The ICRC has traditionally functioned as the “guardian” of international humanitarian law (IHL), not only developing, but also disseminating IHL rules and educating armed forces about them. A number of organizations, such as Human Rights Watch and Amnesty International, have more recently expanded their mandates to monitor compliance with IHL and publicize its breaches. Once specific treaties had been adopted, NGOs have set their sights on stigmatizing states remaining outside of the legal regimes and monitoring compliance with the established norms. Hence, the International Campaign to Ban Landmines and the Cluster Munition Coalition went on to launch yearly monitor reports on state policies and practices with regard to the respective weapons. Over time, by establishing the new norms, prodding along, shaming, and engaging in argumentative exchanges with states resisting the treaties, NGOs have managed to reshape the legal discourse on weapons and bind the US in de facto compliance with treaty provisions (Price 2004; Petrova 2018; Bower 2015, 2017).
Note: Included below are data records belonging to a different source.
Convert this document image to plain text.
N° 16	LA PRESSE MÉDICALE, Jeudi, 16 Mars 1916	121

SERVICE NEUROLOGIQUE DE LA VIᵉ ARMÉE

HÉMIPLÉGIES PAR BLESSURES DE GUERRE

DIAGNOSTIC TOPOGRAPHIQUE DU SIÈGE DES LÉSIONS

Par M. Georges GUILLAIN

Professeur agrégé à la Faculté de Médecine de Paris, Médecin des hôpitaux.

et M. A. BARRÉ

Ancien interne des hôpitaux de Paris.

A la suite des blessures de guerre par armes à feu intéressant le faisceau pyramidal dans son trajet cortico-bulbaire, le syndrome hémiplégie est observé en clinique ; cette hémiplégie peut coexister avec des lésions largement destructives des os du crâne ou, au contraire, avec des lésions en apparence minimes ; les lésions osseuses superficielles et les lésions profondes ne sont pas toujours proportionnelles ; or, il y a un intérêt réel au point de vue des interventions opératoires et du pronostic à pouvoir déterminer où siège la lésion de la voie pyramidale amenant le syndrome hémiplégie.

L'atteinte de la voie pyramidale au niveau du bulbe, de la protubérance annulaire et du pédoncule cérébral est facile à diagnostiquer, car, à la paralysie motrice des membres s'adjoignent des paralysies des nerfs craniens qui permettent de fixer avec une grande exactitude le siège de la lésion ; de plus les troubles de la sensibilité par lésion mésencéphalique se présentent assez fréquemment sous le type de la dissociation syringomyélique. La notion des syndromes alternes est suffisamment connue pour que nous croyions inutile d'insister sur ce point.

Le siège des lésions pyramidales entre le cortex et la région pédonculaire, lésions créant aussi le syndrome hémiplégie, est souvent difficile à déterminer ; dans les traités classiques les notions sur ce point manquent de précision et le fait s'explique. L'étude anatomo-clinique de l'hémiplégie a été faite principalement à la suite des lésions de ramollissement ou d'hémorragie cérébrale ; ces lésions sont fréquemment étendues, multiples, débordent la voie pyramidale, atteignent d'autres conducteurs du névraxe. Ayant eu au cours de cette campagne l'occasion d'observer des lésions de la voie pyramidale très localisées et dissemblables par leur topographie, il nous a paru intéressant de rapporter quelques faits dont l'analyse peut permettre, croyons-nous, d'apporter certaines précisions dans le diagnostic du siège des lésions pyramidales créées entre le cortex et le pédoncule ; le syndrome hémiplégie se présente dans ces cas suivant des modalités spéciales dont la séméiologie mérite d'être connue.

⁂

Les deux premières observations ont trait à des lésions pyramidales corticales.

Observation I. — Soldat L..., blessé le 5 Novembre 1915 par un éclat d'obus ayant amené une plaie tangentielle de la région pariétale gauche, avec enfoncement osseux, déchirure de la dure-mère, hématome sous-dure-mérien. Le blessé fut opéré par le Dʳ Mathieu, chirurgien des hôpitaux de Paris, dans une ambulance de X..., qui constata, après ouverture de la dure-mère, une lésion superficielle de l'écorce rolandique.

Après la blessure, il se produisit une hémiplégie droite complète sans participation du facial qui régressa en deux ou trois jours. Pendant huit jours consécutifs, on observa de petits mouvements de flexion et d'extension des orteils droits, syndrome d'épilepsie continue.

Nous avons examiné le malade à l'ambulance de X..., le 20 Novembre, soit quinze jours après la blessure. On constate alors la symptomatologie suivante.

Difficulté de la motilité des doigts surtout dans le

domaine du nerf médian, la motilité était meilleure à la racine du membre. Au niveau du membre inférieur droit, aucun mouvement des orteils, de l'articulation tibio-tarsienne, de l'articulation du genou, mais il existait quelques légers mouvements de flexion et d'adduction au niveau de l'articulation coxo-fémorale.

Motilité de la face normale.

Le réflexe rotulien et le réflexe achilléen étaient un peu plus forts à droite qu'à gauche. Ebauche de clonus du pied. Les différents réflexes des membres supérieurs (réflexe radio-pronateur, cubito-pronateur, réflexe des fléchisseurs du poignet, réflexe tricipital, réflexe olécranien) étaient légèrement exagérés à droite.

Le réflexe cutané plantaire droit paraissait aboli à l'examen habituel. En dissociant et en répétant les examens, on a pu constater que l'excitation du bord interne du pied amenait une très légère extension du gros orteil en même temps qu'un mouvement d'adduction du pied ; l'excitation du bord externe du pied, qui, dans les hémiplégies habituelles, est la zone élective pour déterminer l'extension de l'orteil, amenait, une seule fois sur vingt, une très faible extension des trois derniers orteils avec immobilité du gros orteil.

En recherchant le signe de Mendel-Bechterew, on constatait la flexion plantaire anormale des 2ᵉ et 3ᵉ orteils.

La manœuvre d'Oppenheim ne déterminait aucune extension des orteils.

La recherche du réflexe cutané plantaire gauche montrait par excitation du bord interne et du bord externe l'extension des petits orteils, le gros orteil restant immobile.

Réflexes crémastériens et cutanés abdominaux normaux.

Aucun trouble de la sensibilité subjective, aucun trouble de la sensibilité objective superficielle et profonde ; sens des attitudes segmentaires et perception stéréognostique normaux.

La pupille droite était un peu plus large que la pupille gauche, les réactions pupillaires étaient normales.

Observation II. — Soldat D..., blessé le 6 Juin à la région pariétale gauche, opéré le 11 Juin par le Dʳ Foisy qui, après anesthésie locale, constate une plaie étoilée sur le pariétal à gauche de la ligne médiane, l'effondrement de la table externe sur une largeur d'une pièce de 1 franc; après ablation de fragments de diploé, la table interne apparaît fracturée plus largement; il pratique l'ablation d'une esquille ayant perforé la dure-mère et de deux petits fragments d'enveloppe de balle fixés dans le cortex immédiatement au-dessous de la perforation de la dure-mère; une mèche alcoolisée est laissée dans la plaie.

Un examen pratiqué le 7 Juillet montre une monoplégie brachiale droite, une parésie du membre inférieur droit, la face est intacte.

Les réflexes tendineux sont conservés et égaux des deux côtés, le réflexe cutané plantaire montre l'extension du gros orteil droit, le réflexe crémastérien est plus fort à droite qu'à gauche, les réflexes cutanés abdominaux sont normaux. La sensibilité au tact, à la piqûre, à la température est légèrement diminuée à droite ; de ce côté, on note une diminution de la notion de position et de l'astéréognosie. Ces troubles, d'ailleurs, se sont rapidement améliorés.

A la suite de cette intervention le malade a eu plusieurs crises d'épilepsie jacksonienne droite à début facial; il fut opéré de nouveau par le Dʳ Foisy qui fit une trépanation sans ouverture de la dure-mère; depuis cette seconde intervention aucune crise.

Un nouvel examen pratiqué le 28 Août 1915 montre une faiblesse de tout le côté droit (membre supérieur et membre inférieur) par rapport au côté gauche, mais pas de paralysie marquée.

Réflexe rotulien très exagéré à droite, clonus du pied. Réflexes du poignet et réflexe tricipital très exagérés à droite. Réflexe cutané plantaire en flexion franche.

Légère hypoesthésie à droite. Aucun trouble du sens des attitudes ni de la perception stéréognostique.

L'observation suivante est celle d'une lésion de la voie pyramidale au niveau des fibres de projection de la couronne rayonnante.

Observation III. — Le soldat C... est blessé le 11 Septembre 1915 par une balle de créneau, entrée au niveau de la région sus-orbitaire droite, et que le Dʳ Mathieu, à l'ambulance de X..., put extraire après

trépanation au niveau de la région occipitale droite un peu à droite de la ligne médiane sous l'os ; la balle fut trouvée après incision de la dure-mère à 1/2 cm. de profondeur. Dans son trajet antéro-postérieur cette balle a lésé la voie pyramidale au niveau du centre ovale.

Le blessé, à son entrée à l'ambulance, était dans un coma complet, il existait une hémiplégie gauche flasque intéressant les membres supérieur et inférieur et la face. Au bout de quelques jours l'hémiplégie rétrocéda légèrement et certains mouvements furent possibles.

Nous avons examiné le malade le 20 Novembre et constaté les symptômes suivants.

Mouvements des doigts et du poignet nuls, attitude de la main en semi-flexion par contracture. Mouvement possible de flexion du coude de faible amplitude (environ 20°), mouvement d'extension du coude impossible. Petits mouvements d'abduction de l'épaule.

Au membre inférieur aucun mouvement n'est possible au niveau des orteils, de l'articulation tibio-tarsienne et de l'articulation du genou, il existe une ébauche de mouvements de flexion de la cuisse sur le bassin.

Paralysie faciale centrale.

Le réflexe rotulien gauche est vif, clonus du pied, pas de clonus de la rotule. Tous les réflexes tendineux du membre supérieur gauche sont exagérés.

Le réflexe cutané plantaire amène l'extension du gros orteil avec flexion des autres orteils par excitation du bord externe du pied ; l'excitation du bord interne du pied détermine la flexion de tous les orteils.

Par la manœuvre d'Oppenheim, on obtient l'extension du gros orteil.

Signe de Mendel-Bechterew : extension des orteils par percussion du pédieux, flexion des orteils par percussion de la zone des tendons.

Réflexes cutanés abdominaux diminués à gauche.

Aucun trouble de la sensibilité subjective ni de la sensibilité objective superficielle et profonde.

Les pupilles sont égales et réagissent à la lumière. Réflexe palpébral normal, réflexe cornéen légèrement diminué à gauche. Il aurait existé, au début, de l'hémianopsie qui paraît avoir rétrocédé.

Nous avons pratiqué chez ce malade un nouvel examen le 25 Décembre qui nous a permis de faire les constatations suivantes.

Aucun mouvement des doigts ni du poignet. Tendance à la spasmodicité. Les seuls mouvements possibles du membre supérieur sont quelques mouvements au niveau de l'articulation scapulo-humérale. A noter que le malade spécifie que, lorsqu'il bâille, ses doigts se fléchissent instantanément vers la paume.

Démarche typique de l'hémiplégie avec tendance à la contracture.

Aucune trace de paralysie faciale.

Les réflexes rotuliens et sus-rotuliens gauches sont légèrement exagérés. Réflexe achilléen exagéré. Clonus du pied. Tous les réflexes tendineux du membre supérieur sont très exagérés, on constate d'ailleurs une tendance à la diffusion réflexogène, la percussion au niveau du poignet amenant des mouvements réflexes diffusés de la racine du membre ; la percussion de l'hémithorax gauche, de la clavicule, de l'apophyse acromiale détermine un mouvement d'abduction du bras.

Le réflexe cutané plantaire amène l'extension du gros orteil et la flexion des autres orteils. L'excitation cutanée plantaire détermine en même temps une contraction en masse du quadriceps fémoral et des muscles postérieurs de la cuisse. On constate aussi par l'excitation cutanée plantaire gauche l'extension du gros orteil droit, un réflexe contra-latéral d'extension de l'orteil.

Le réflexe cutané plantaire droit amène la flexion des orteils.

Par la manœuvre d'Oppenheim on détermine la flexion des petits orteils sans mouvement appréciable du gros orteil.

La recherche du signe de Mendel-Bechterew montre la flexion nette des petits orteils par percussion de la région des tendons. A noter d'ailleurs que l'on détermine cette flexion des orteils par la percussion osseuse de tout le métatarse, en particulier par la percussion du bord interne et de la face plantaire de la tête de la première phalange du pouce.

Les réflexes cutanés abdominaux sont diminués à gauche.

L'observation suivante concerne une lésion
The targets of NGO advocacy for norm universalization are not confined to states, but extend to a range of non-state actors. Similar to NGO tactics vis-à-vis states, NGOs have engaged in naming and shaming, but also naming and praising non-state actors. On the one hand, in strengthening norm compliance NGOs have pushed producers of controversial weapons to stop doing so, while at the same time pressuring financial institutions to divest from arms manufacturers (see, Stop Explosive Investments; Don’t Bank on the Bomb; Acheson 2018). On the other hand, NGOs have reached out to non-state armed groups in attempts, for example, to stop them from using antipersonnel landmines or child soldiers (Hofmann 2006; Bongard and Somer 2011; Bongard and Heffes 2019) and more broadly to curb violence in conflict (Jo and Bryant 2013; Hall 2014). NGOs have also aimed at getting the support of cities for the new prohibition on nuclear weapons. Such efforts indicate the increasing importance of private governance where both the monitors and the targets are non-state or subnational actors. While important in its own right, such exercise of private authority aims at indirectly imposing limits on the freedom of action of states and spreading norm acceptance from the bottom up.
NGOs are not only agenda-setters working through states and international instituitions for norm creation, but also active actors in security governance. Whereas relief provision during conflict and norm advocacy for limits on weapons and violence in war have often been conjoined in the past, in recent years NGOs have taken on new issues and started engaging with non-state actors. Questions still remain about the effects of NGO professionalization and specific weapon prohibitions on the ability of NGOs and civil society at large to pursue a radical disarmament agenda, ensure human security during conflict, and curb the use of force itself.